Home Editorials Bigger Challenge

Bigger Challenge


The calamitous weather in Uttarakhand and Himachal Pradesh poses not just immediate challenges for the two states, but is going to have a negative social and economic impact in the long term. In Uttarakhand, for instance, it will seriously affect efforts to stop migration from the hills. The challenge perceived to be primary in the state was the pattern of urban development, for which initiatives were being taken not only to upgrade infrastructure in ‘smart’ ways, but also provide facilities to the mountain folk. It was working to some extent, but now the pressure on the plains will increase even more. The youth are going to prefer jobs in elsewhere as their future will seem bleak in the hills.

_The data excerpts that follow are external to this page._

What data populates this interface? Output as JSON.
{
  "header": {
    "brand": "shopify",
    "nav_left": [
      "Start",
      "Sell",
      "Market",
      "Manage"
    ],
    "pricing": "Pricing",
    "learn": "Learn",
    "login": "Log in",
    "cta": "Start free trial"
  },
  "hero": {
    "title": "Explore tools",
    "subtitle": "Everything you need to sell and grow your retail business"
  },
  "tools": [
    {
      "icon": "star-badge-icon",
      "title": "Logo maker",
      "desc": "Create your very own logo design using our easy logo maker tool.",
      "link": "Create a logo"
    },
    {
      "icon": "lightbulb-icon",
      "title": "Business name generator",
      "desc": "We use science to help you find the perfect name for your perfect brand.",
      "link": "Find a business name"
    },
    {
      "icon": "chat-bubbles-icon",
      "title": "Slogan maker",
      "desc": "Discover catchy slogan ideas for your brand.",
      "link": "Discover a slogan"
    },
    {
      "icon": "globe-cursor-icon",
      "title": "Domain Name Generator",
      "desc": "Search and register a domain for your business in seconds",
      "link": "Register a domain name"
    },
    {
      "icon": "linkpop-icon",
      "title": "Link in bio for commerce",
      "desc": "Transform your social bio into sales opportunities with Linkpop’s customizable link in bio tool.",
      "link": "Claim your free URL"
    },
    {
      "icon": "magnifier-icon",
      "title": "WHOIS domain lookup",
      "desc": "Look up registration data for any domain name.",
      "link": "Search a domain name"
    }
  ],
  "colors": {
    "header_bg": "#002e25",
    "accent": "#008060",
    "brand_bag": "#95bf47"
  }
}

While Chief Minister Pushkar Singh Dhami has the immediate task of ensuring rehabilitation of people displaced by land subsidence, landslides, collapsing slopes, he will have to begin planning ahead to meet the long-term challenge. The later steps are taken to address this issue, the more difficult the job will become. How will he persuade industrialists and businessmen to invest big in the state at the proposed Investors’ Summit in the present scenario? Where is he going to rehabilitate victims of natural disasters and what assurance will there be that those places would be safe? In the plains, he is faced by large scale encroachments on municipal, government, forest, railway land, etc., which the courts have been repeatedly directing should be removed. The slums of Dehradun were given a reprieve through an ordinance, but what will happen to people in Haldwani and other places facing a similar eviction axe?

Theoretically, this challenge can be used as an opportunity to reshape the pattern of habitation in Uttarakhand. It is possible if there is the required vision, as also input of scientists, engineers and technology. At the same time, however, the funds required will be enormous, while the time is short. It can be done if India’s wealthy, particularly the Uttarakhandi Diaspora, can be persuaded to not just invest in business opportunities here, but also establish modern day vacation homes in the hills. Entire valleys can be developed, complete with facilities, helipads and such like for the ultra-rich. There are numerous activities for them to indulge in, such as skiing, mountaineering, trekking, river rafting, et al. This will generate employment, even as weather proof infrastructure is intelligently developed. Can it be done?